The latest IDC Global Quarterly Mobile Phone Tracker reveals that worldwide smartphone shipments dropped to 277.5 million units in Q2 2026, marking a 6.7% year-over-year decline. This is the second consecutive quarter reflecting a shipment downturn, primarily driven by a memory chip supply crisis that has significantly raised component costs and caused supply shortages. Among all brands tracked, Xiaomi experienced the steepest shipment fall, though IDC suggests this was a deliberate strategy. In contrast, leading brands Samsung, Apple, and Huawei bucked the trend with positive growth, demonstrating widening market share gaps amid challenging conditions.
Memory Crisis and Market Polarization Fuel Divergent Brand Performance
Industry research director Nabila Popal from IDC underscores the impact of soaring memory costs, which surged nearly 300% compared to last year. Memory alone accounts for above 65% of bill of materials (BOM) costs for budget smartphones, putting severe financial strain on manufacturers focused on low-end segments. This cost surge pushes manufacturers to reconsider product strategies, favouring profit-rich premium models over entry-level devices that traditionally drove volume.
Apple’s historic Q2 shipment peak was propelled by strong demand for the iPhone 17 series and consumer anticipation of future price hikes, driving preemptive purchases. Samsung equally saw shipment growth and expanded market share by 3.2 percentage points. By contrast, Xiaomi, along with OPPO and vivo, faced accelerating declines, particularly in the sub-$200 market where volume remains critical. Notably, IDC interprets Xiaomi’s sharp shipment drop as a strategic pivot away from low-margin volumes toward higher price tiers.
Huawei stands out by achieving an impressive 20.9% year-over-year shipment increase. This was enabled by maintaining stable domestic pricing, targeted promotions, leveraging strong local brand loyalty, and broadening product lines to cover diversified pricing segments more effectively.

Affected Brands
- Xiaomi – Largest shipment decline among top brands; intentional reduction of low-end shipments.
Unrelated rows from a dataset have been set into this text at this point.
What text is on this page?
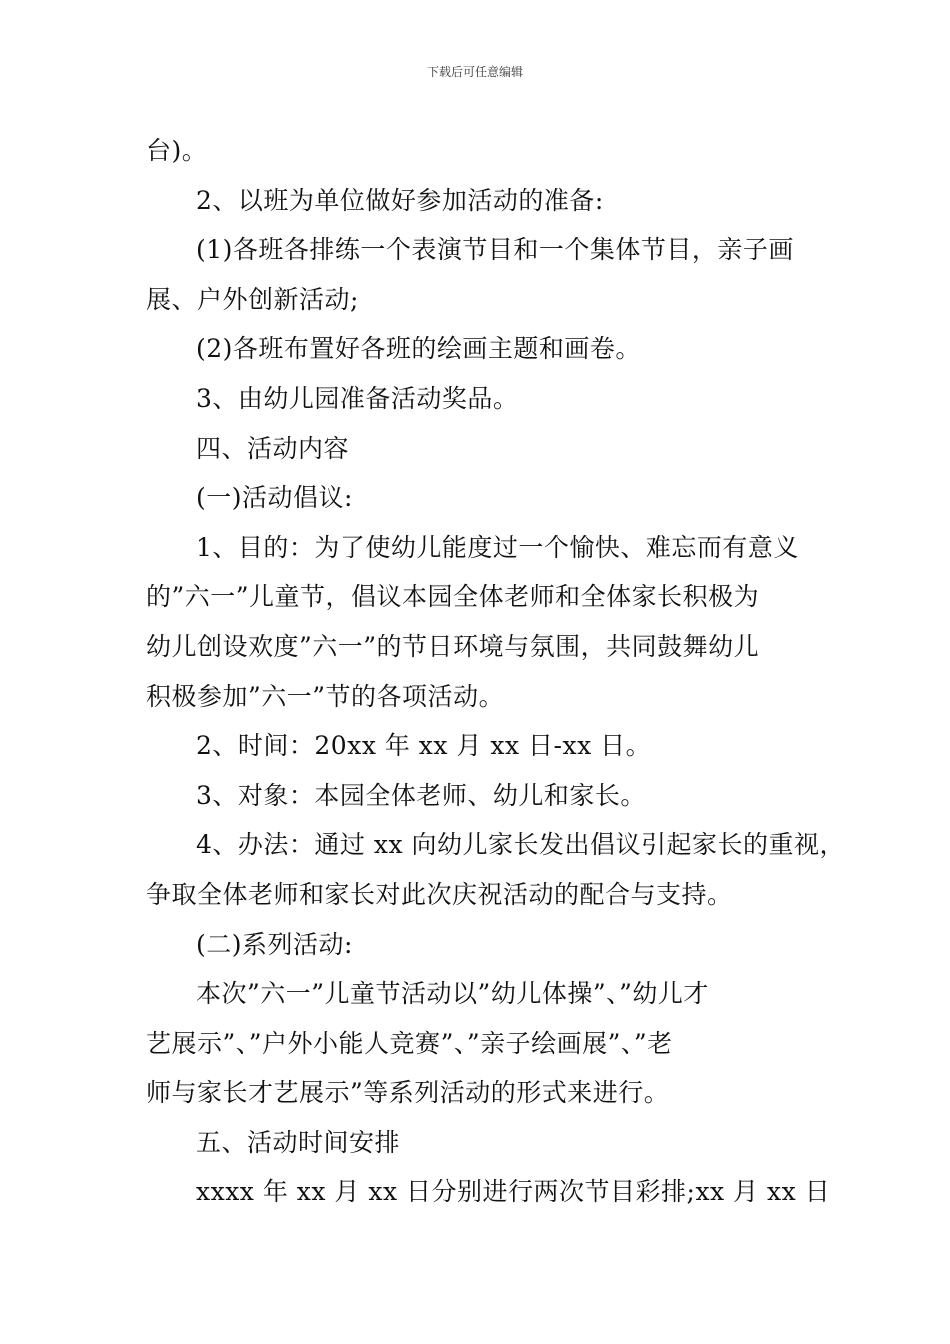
下载后可任意编辑

台)。

2、以班为单位做好参加活动的准备:

(1)各班各排练一个表演节目和一个集体节目，亲子画

展、户外创新活动;

(2)各班布置好各班的绘画主题和画卷。

3、由幼儿园准备活动奖品。

四、活动内容

(一)活动倡议:

1、目的：为了使幼儿能度过一个愉快、难忘而有意义

的”六一”儿童节，倡议本园全体老师和全体家长积极为

幼儿创设欢度”六一”的节日环境与氛围，共同鼓舞幼儿

积极参加”六一”节的各项活动。

2、时间：20xx 年 xx 月 xx 日-xx 日。

3、对象：本园全体老师、幼儿和家长。

4、办法：通过 xx 向幼儿家长发出倡议引起家长的重视，

争取全体老师和家长对此次庆祝活动的配合与支持。

(二)系列活动:

本次”六一”儿童节活动以”幼儿体操”、”幼儿才

艺展示”、”户外小能人竞赛”、”亲子绘画展”、”老

师与家长才艺展示”等系列活动的形式来进行。

五、活动时间安排

xxxx 年 xx 月 xx 日分别进行两次节目彩排;xx 月 xx 日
- Samsung – Continued growth and market share expansion in Q2 2026.
- Apple – Record Q2 shipments driven by iPhone 17 series demand and early purchase behavior.
- Huawei – Significant growth supported by domestic market resilience and promotions.
- OPPO and vivo – Declining shipments alongside Xiaomi, especially in budget segment.
- Global smartphone market – 6.7% shipment decline in Q2 2026 vs Q2 2025.
- China smartphone market – 66.01 million units shipped in Q2 2026, down 4.3% YoY, marking the fifth consecutive quarterly decline.

How This Reality Shapes the Smartphone Market and Xiaomi’s Strategy
The enduring memory chip shortage and rising costs have bifurcated the smartphone industry into two distinct camps. Premium brands like Apple and Samsung benefit from advanced memory procurement agreements and lower BOM share related to memory, insulating them from volatility and allowing continued market share gains. Conversely, value-oriented brands reliant on volume sales face mounting pressure securing and pricing memory components competitively.
Xiaomi’s approach to deliberately scale down low-end shipments reflects a strategic transition. By tightening supply of budget devices, Xiaomi aims to protect overall profitability and pivot towards higher-priced devices with improved margins—an alignment with industry trends where consumers increasingly favor premium offerings due to narrower price differentials and accessible financing options.
The price sensitivity evident in the Chinese market further highlights this challenge. Android manufacturers’ cost-driven price adjustments have cooled consumer replacement demand and contributed to the 15% drop in the mid-year “618” promotional sales event. Meanwhile, Huawei and Apple’s stable or more favorable pricing policies coupled with promotions have reinforced their competitive positioning in China’s increasingly tough smartphone environment.
What Readers Are Asking
- Why is Xiaomi’s shipment decline seen as intentional?
IDC suggests Xiaomi is deliberately reducing low-end device shipments to improve profitability by repositioning towards higher-margin models. - How have Apple and Samsung managed to grow despite the memory shortage?
They secured memory supply contracts early and memory costs comprise a smaller BOM percentage, enabling stable production and pricing. - Will Xiaomi’s strategy affect users waiting for budget devices?
Consumers relying on affordable models might face fewer new launches, but Xiaomi aims to balance this with a diversified device lineup. - What role does China’s market trends play in this scenario?
The localized price sensitivity combined with subsidy policy changes has tempered demand, impacting manufacturers differently based on their pricing strategies. - When is market recovery expected?
IDC forecasts a recovery starting around 2028–2029 as new upgrade cycles arrive and memory prices stabilize.